OTHER: Functional observation battery tests were performed on lactation day 13 for neurological parameters (i.e. subject’s response to handling and removal from home cage), open field observations, and functional tests (including motor activity, sensory evaluation, landing hindlimbs foot splay and measurement of grip performance).
Oestrous cyclicity (parental animals):
Vaginal smear was examined and the stage of oestrous cycle was recorded daily for two weeks before start of the treatment to select females with regular 4-5 days cyclicity for the study. The vaginal smear was also examined daily from the beginning of the treatment period until evidence of mating to determine the Day 0 of pregnancy/treatment-related effects on mating or pre-coital time. The time interval (in days) from the diestrus of an oestrous cycle to the next diestrus was considered as the oestrous cycle length of an animal.
Vaginal smears were also examined on the day of necropsy to determine the stage of the oestrous cycle.
Sperm parameters (parental animals):
Tissues/organs (including reproductive organs) collected from randomly selected 5 males in the control and high dose groups were examined microscopically for histopathological changes. Histopathological examination of the testes also included a qualitative assessment of stages of spermatogenesis. All gross lesions were examined in all the groups.
Litter observations:
STANDARDISATION OF LITTERS
- Performed on day 4 postpartum: Yes.
- If yes, maximum of 8 pups/litter (4/sex/litter as nearly as possible); excess pups were killed and discarded.
On lactation day 4, the size of each litter was adjusted by eliminating extra pups by random selection to yield, as nearly as possible, four pups per sex per litter. Partial adjustment was done when the number of male or female pups prevents having four of each sex per litter. Pups were not eliminated when the litter size drop below the culling target (8 pups/litter).

PARAMETERS EXAMINED
The following parameters were examined in F1 offspring:
Each day in the morning, all the pups (both dead and alive) in a litter from each dam were observed for any external deformities and recorded. The number of pups born (litter size), sex and individual pup body weight of male and female pups were recorded on lactation days (LD) 0 and 4.
The ano-genital distance (AGD) of each pup was measured on LD 0 and pup body weight was recorded. Ano-genital distance ratio was calculated by dividing the ano-genital distance from the cube root of body weight.
On LD 4, the size of each litter was adjusted by eliminating extra pups by random selection to yield, as nearly as possible, four pups per sex per litter. Partial adjustment was done when the number of male or female pups prevents having four of each sex per litter. Pups were not eliminated when the litter size drop below the culling target (8 pups/litter). Blood samples were collected from the available surplus pups of either sex, pooled, and used for determination of serum Thyroxine (T4) and Thyroid stimulating hormone (TSH) levels.
After standardization, the individual pup body weight was measured on LD 13 and the number of nipples/areolae in male pups was counted on LD 13.
All the dead and sacrificed pups were examined for malformations and subjected to gross pathological examination.
The litters were observed daily to note the number of alive, dead and cannibalized pups. In addition to daily clinical observations, all pups were observed for any abnormal behaviour.

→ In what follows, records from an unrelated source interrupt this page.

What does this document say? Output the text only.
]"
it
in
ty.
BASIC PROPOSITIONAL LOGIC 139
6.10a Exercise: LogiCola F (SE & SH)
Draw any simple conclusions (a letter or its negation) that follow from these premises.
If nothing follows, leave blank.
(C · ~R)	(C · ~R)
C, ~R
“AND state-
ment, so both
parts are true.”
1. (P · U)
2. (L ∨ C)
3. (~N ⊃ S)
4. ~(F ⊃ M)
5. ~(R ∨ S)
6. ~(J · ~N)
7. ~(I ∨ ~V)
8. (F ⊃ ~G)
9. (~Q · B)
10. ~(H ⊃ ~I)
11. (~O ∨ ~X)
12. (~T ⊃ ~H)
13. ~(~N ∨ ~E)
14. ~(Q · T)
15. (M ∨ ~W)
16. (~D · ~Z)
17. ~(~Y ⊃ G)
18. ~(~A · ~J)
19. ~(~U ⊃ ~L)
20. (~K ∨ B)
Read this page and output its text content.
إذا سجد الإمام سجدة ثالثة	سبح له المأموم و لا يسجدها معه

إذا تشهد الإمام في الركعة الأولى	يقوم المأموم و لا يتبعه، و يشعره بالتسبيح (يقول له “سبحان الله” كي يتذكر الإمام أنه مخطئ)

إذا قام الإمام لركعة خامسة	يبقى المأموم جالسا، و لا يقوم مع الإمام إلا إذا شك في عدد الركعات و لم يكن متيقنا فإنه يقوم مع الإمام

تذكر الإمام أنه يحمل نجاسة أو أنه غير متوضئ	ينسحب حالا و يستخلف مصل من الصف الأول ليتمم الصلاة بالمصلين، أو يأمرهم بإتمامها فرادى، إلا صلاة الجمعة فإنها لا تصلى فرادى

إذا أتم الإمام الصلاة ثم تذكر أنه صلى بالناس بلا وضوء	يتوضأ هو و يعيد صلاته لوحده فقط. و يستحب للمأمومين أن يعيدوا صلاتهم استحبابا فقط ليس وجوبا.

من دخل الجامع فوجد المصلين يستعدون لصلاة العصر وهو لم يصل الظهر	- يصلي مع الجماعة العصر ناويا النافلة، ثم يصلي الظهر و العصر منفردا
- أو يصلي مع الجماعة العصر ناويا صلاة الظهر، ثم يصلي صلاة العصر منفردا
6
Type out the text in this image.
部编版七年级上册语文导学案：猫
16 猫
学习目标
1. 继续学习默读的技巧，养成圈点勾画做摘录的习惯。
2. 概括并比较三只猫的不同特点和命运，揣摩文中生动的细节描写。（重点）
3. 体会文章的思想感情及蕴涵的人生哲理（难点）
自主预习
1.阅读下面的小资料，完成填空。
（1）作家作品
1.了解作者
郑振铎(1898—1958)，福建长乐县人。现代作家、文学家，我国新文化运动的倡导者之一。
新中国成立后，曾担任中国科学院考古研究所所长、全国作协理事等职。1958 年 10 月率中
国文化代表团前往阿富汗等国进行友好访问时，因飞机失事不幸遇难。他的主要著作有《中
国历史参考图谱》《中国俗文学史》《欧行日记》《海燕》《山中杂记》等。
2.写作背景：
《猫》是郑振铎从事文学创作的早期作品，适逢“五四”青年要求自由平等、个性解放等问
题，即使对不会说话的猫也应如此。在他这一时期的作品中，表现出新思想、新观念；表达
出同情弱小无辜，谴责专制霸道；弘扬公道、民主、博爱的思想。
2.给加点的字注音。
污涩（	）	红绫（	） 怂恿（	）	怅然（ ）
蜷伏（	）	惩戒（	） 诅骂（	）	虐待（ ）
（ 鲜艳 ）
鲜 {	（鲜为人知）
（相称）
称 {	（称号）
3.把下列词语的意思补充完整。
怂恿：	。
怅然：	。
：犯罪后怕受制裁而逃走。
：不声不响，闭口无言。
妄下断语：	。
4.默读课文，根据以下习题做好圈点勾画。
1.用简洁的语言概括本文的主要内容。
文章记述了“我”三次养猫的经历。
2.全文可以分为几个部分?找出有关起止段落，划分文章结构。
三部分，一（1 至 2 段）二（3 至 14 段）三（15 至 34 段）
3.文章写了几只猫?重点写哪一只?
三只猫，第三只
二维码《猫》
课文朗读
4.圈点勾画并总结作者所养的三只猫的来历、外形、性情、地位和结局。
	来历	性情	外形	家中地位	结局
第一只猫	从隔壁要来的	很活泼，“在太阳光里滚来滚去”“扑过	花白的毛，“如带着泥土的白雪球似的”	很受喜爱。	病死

GROSS EXAMINATION OF DEAD PUPS:
All the dead and sacrificed pups were examined for malformations and subjected to gross pathological examination.
Postmortem examinations (parental animals):
SACRIFICE
- Male animals: All surviving parental male animals were sacrificed one day after the last treatment (day 50).
- Maternal animals: All surviving parental female animals were sacrificed one day after the last treatment (lactation day 14).

GROSS NECROPSY
All adult animals and pups were subjected for detailed necropsy and findings were recorded. The adult animals sacrificed at term were fasted overnight (water allowed), weighed and exsanguinated under isoflurane anaesthesia. All the pre-terminally dead animals were subjected to detailed necropsy and findings were recorded. The number of implantation sites were recorded for all the dams.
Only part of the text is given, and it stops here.